La question n’est pas tant de savoir s’il faut monter ou non des classiques. L’important, c’est d’être guidé·e par une nécessité. Mais il est indéniable qu’une histoire d’amour existe entre certains classiques et certains publics. Cette histoire d’amour est respectable. Et sans que je m’y attende, elle m’a bouleversé.
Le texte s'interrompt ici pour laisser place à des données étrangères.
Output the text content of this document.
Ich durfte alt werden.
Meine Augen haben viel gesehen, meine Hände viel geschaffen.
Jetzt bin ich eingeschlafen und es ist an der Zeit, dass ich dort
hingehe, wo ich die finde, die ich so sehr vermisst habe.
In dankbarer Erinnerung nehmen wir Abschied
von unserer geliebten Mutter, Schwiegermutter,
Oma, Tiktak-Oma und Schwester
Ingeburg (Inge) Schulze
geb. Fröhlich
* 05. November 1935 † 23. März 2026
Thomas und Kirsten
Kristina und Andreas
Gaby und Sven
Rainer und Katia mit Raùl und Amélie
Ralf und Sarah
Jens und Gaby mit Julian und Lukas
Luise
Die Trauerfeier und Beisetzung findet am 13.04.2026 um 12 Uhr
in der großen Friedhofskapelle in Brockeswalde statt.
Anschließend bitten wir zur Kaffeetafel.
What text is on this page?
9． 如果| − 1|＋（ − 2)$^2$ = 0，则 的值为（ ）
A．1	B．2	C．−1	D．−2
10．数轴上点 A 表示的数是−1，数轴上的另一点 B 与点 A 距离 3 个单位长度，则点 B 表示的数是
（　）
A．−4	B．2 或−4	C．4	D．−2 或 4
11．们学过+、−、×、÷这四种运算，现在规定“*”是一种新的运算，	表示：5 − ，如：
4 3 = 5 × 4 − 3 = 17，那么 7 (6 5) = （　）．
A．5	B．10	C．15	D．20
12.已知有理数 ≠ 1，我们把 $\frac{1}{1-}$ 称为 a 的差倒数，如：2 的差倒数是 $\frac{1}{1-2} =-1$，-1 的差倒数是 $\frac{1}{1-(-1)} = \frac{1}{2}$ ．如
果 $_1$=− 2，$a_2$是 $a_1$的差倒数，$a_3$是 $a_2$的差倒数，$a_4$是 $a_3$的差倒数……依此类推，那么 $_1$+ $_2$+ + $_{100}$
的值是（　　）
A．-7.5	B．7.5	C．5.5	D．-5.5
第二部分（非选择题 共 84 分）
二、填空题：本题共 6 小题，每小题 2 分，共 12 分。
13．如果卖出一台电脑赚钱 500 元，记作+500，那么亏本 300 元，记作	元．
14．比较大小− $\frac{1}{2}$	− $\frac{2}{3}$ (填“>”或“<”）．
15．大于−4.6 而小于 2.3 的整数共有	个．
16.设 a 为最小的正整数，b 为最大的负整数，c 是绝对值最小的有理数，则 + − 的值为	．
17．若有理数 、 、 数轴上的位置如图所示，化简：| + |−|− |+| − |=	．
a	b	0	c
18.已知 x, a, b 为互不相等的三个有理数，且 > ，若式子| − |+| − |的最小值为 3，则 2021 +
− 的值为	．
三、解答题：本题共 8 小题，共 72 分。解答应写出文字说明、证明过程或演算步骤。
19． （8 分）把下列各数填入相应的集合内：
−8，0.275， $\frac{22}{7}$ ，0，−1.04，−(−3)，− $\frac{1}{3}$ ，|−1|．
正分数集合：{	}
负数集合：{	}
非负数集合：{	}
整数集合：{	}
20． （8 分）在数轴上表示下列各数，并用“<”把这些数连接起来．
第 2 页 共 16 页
Ainsi s’exprime dans un entretien récent François Gremaud, créateur d’une trilogie dont Phèdre ! est le premier volet. Avec Giselle… et enfin Carmen, il explore la représentation de la femme parfois archétypale du théâtre, de la danse et de l’opéra-comique. Une théorie voudrait que l’origine du point d’exclamation vienne de l’exclamation de joie, io en latin, qui aurait été abrégée d’un i au-dessus d’un o. Ainsi, bien que la pièce de Racine soit une tragédie, il est dans Phèdre ! question de joie, cette « force majeure » dont « le privilège est de savoir triompher de la pire des peines » comme le résume le philosophe Clément Rosset. On rit donc beaucoup, mais on admire aussi… Car à l’époque de Racine,ce signe de ponctuation était appelé le point d’admiration. Le véritable sujet de la pièce serait l’admiration que son unique protagoniste, Romain l’orateur, voue à la tragédie de Racine. Et celui-ci, qu’en tant que public on ne peut qu’admirer pour son enthousiasme débordant et la prouesse d’endosser tous les rôles, partage les différentes facettes de la pièce avec nous : la langue unique et merveilleuse de Racine, la force des passions qu’il dépeint mieux que personne, les origines mythologiques des protagonistes, le contexte historique de la pièce…
Une réécriture charnelle et explosive d’un immense classique du théâtre, ce tube aussi délirant qu’instructif tourne depuis sa création en Suisse en 2018.